Das macht sie ja auch, das ist okay, ich habe es probiert.

Der 117. Deutsche Ärztetag stellt einige Forderungen an die Staatsregierung, zum Beispiel die Erhöhung der Studienplatzzahlen oder die Stärkung der Allgemeinmedizin im Studium. Der Ärztetag stellt aber auch mit Besorgnis fest, dass Defizite entstehen beim Wechsel von ambulanter zu stationärer Versorgung und umgekehrt. Hier sollten wir in unser Nachbarland Brandenburg sehen, wo inzwischen mehr als 60 Gemeindeschwestern diese Lücken schließen helfen.
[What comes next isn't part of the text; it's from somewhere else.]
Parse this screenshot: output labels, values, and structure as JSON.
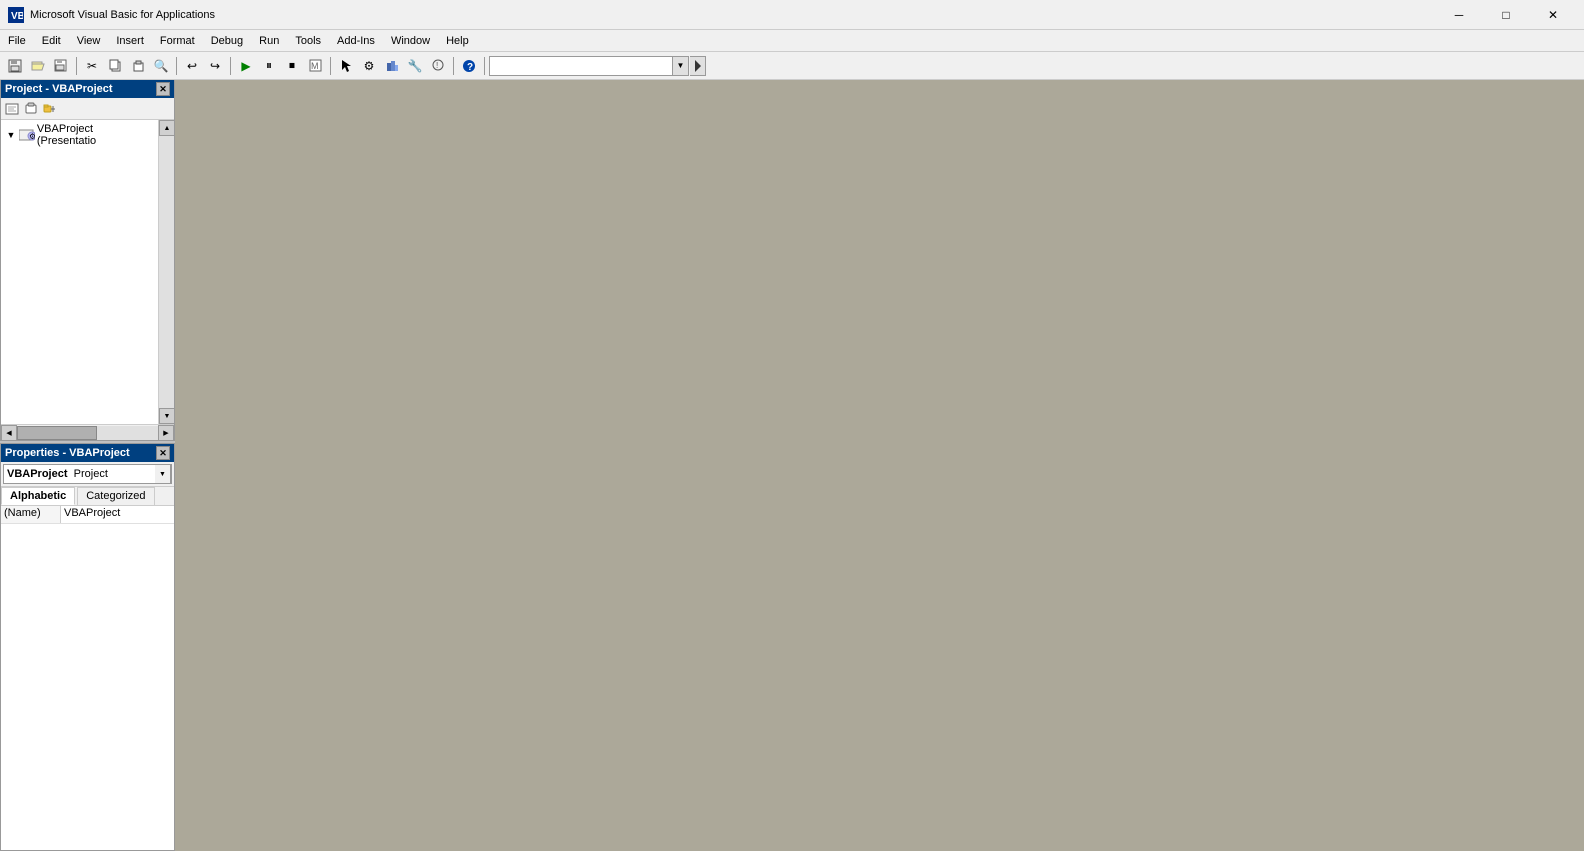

Werte Damen und Herren, die Kassenärztlichen Vereinigungen haben entsprechend den Bedarfsplänen alle geeigneten finanziellen und sonstigen Maßnahmen zu ergreifen, um die Sicherstellung der vertragsärztlichen Versorgung zu gewährleisten, zu verbessern oder zu fördern. Die KV Sachsen kann zur Finanzierung einen Strukturfonds bilden. Zur Absicherung der ambulanten ärztlichen Versorgung wurden einige Maßnahmen ergriffen: ob es die Anwerbung von ausländischen Ärzten ist, die finanzielle Unterstützung von Medizinstudenten, wenn sie in den ländlichen Raum gehen, oder das Stu

dium für Hausärzte in Ungarn. Es greift alles nicht so richtig und es wird zukünftig nicht ausreichen.